For the last five years, the system was more than happy to provide a shovel. Trillions were loaned out and the economy boomed. We probably have more granite countertops than any country in the world while losing millions of manufacturing jobs. Now that there is limited credit availability, relatively few can service debt obligations creating an ever increasing cycle of defaults.
The problem is that home values must fall 60-70% just to maintain 2000 affordibility levels. With the economy slowing and layoffs rising, the problem is just getting worse. The spillover effect is now hitting our corporations with slowing and now declining sales. Corporate debt spreads are wide and getting wider. Revenues are falling to municipalities causing their debt obligations to come under scrutiny.
The situation is simply a cluster flop, many individuals, corporations, and municipalities simply cannot support their current debt levels. There are trillions and trillions of obligations potentially impaired. There is even more trillions of SWAPs on top of that.
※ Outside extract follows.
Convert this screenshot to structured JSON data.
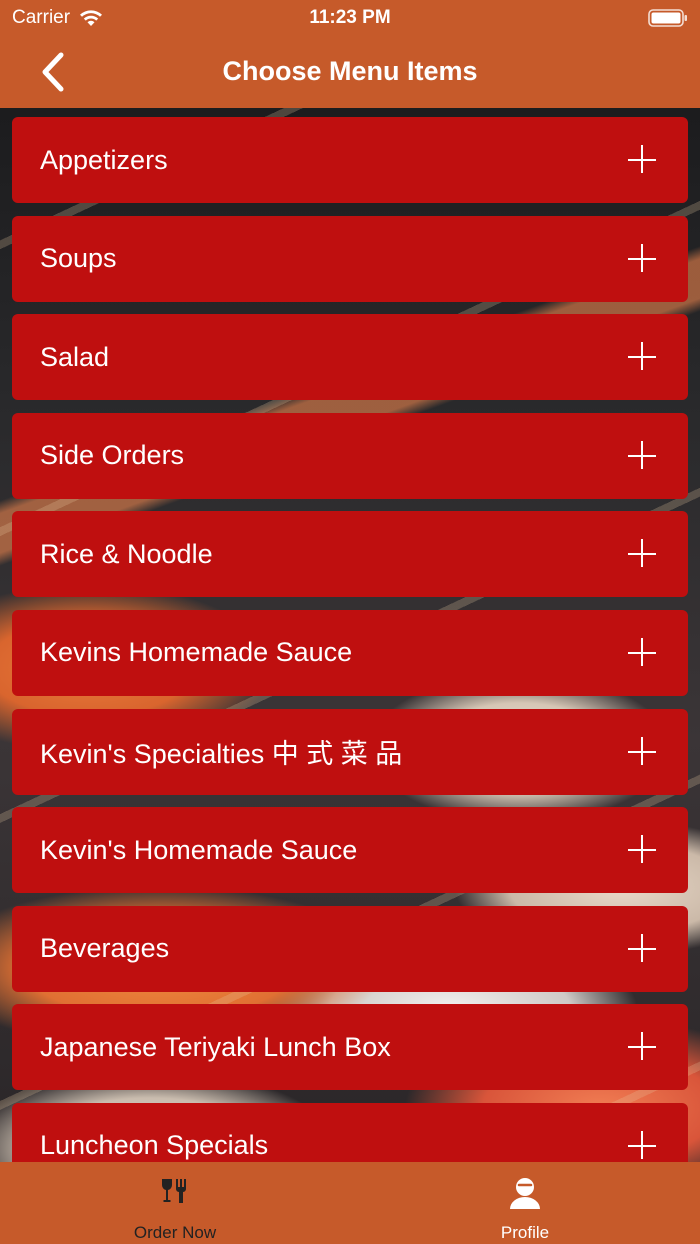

It seems that pressure is getting a little too strong to keep it under lid. Friday's failed muni auctions. Yesterday AIG and Bush's concern for the economy. And today, did Paulson sound the alarm with "the worst is just beginning?"
I am not sure how you restructure Trillions in debt. It is a problem never confronted before in magnitude or scope. The question is how do you get money to the people and business to service their debt? If you let the debt default, then what happens to our financial institutions and savings? If debt defaults, must assets be sold to cover deficiencies creating an ever increasing cycle of asset sales? What if many want to sell at the same time? Sounds like some over inventoried housing markets right now.
Interesting dilema isn't it?
Is the system hosed? Trillions and Trillions of defaulting debt and SWAPs. Trillions and Trillions involving millions and millions. Never before has so much affected so many!!!!!!!!!!!!!